On s'attendait à mieux après la belle surprise de La Fille du 14 juillet. Drôle de phrase, j'avoue, puisqu'on parle de deux réalisateurs différents. Mais La Bataille de Solférino est un autre premier film français de l'été 2013, il est aussi produit par Emmanuel Chaumet pour un budget dérisoire, Justine Triet fait partie de la bande encensée par les Cahiers ces derniers mois (aux côtés de Guillaume Brac, Antonin Peretjatko ou Yann Gonzalez), et fait elle aussi tourner Vincent Macaigne. La comparaison est donc permise, voire logique. Le film de Triet est malheureusement moins réjouissant que ceux de ses camarades déjà sortis. Quoique très prometteur, La Bataille de Solférino s'étire en longueur, noie ses effets et dilue son intérêt, qui réside dans l'opposition entre un grand événement historique impliquant toute une foule euphorique (l'élection de François Hollande) et un événement très intime et plutôt tragique impliquant un tout petit groupe de personnes (le conflit de deux quidams divorcés, une journaliste TV et un artiste raté, qui se disputent la garde de leurs filles). Le film est parcouru de bonnes séquences et de bonnes idées, on retrouve quelques scènes drôles (grâce aux personnages joués par Arthur Harari et Virgil Vernier, et bien sûr à Vincent Macaigne quand il est avec eux), et la longue séquence de dispute de la fin parvient à nous faire méditer sur le couple et la fin du couple : comment peut-on en arriver à se hurler dessus et à se frapper quand on s'est aimé (si toutefois ces deux cas se sont aimés...) et quand on a fait deux enfants ensemble. 

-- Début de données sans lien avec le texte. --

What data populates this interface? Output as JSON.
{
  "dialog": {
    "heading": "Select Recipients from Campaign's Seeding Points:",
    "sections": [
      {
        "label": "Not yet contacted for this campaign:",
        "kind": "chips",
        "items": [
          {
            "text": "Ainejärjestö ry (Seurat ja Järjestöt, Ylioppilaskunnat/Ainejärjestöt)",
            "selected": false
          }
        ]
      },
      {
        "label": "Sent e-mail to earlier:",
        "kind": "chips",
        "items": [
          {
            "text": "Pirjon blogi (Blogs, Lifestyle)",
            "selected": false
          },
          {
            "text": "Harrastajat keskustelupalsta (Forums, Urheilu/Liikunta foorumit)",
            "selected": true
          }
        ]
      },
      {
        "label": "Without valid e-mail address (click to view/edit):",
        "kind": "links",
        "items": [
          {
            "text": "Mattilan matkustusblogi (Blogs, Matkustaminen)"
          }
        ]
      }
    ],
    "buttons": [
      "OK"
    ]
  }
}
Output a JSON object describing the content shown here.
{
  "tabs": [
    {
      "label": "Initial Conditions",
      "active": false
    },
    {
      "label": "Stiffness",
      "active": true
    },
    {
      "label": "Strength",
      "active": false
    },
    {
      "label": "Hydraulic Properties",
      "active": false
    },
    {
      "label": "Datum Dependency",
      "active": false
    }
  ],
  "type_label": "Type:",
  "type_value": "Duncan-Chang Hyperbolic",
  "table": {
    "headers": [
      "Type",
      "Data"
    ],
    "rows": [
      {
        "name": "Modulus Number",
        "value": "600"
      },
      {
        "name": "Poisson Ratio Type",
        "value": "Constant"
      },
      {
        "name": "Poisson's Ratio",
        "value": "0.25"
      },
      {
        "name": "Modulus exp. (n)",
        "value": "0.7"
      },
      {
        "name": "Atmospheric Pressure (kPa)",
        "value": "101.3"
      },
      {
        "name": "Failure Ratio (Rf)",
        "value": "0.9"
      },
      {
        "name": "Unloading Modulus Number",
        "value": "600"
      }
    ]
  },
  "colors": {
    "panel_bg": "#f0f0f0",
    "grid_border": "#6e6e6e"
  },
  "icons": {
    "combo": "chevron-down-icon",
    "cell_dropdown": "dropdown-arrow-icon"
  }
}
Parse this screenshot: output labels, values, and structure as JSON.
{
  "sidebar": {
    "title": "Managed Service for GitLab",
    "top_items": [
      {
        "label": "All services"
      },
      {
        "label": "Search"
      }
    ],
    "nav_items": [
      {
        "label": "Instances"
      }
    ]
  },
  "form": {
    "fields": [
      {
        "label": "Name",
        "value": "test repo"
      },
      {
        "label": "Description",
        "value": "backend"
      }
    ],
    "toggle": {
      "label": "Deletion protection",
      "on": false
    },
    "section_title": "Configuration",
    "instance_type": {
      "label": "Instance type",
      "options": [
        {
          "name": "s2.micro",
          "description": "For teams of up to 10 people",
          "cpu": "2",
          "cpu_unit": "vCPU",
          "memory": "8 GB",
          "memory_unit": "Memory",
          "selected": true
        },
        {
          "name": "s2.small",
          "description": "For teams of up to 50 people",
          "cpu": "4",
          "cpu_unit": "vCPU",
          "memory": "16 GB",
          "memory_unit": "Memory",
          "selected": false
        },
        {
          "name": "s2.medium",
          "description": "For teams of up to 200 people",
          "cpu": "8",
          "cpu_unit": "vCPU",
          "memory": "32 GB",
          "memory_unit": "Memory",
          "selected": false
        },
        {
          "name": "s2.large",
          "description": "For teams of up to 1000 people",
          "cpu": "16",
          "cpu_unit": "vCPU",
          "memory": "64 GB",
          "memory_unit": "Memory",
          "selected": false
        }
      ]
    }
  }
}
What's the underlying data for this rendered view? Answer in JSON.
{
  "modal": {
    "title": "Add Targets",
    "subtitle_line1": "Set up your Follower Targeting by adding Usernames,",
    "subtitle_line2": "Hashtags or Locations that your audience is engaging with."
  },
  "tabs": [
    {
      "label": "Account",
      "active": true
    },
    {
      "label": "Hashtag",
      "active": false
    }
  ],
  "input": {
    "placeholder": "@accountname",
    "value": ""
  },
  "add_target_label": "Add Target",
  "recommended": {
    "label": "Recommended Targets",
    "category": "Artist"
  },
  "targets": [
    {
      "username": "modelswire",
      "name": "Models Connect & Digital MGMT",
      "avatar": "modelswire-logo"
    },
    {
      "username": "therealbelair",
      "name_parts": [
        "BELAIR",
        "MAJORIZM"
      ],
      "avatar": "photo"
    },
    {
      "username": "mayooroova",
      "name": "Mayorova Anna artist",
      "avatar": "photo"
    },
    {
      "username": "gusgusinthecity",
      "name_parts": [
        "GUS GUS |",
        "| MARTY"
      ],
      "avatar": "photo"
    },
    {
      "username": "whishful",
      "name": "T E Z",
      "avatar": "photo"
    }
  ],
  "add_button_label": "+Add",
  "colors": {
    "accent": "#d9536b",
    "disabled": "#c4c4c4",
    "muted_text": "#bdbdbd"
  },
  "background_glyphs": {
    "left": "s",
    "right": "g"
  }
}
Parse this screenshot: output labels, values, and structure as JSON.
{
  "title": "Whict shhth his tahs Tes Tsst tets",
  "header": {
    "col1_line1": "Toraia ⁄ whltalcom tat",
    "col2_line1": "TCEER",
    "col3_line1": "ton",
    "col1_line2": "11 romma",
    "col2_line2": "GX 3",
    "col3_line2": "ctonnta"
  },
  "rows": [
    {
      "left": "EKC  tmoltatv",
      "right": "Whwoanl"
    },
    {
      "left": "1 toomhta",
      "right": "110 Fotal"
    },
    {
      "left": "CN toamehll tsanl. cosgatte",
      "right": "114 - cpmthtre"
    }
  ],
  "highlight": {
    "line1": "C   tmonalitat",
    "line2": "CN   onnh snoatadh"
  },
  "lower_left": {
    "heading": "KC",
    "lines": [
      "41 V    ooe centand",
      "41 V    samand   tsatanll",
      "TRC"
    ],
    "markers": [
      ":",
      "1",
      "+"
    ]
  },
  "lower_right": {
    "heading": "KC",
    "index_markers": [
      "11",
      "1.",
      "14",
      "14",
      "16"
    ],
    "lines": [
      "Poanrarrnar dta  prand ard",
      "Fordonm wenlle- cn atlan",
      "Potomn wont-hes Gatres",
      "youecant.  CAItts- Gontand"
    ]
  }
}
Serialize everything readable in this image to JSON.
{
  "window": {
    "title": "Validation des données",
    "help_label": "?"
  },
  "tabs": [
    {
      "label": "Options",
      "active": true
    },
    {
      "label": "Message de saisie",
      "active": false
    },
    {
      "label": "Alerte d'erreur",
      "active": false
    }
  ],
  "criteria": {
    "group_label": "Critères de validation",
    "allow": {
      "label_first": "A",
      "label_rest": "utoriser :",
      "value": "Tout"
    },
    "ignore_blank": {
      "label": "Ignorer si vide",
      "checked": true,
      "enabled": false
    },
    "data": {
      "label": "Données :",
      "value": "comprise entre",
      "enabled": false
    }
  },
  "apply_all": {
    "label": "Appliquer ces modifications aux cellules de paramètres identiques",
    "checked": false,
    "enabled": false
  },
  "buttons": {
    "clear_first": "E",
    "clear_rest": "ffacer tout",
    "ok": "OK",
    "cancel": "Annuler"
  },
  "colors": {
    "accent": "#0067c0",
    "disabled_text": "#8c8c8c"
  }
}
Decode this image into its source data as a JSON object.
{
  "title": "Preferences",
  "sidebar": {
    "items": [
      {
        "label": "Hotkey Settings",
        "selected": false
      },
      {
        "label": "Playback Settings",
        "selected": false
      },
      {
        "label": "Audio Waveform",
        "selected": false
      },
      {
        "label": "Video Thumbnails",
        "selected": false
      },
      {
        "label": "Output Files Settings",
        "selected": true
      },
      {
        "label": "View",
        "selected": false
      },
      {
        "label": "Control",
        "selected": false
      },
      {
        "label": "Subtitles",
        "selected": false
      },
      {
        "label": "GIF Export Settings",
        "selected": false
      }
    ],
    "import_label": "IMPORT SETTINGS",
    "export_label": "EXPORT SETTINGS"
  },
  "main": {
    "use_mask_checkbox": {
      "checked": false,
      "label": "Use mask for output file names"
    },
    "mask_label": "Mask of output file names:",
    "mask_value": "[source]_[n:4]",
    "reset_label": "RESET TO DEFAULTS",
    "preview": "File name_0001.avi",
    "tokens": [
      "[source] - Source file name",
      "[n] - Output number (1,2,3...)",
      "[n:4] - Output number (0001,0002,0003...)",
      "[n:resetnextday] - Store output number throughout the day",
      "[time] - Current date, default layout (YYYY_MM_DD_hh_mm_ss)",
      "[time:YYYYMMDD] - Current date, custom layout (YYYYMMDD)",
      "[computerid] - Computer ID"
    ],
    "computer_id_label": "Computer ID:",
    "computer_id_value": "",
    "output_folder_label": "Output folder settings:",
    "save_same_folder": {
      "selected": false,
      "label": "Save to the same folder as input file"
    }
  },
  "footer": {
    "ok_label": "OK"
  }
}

La Bataille de Solferino est donc un assez bon film qui a malheureusement le grand tort de vouloir durer une heure et demi, et les plus petits torts conjugués de se reposer sur son ingénieux dispositif d'une part, et de parfois mettre le doigt trop lourdement sur sa propre ambition d'autre part, notamment à la fin, quand, pour calmer l'assemblée après la dispute fracassante de l'ancien couple, le "médiateur" interprété par Arthur Harari met de la musique classique et, pour répondre aux remarques du personnage de Vincent Macaigne, qui se plaint des moments gais "un peu chiants" dans ce genre de morceaux, affirme qu'il apprécie au contraire l'alternance de moments tristes et de moments gais, dans un art qui se veut "totalisant". 

Devant ce film, on se dit qu'Antonin Peretjatko (même si La Fille du 14 juillet est plus diversifié et passe plus facilement - en un mot, est meilleur) et surtout Justine Triet donc, auraient peut-être dû suivre la voie de l'éclaireur Guillaume Brac et adopter le modèle d'Un Monde sans femmes : un court métrage d'une vingtaine de minutes suivi d'un moyen métrage d'environ une heure. Il semblerait que Peretjatko et Triet aient tous deux commencé par réaliser des courts métrages tout à fait dans le ton de leur premier long, ce qui aurait permis de les enchaîner de la même façon que Brac, d'articuler et de mettre en lumière leurs premiers essais tout en allégeant leurs premiers films de cinéma et en les débarrassant de leurs relatives faiblesses ou longueurs. Nous aurions ainsi assisté à la naissance d'une véritable nouvelle nouvelle vague, revendiquée dans le ton et dans la forme, unifiée par les dispositifs, les sujets et les acteurs, dont les films auraient tous été d'une belle tenue dans leurs styles respectifs, et qui aurait fait bien plus grand bruit encore.


 
A Touch of Sin de Jia Zhang-ke (11 décembre 2013)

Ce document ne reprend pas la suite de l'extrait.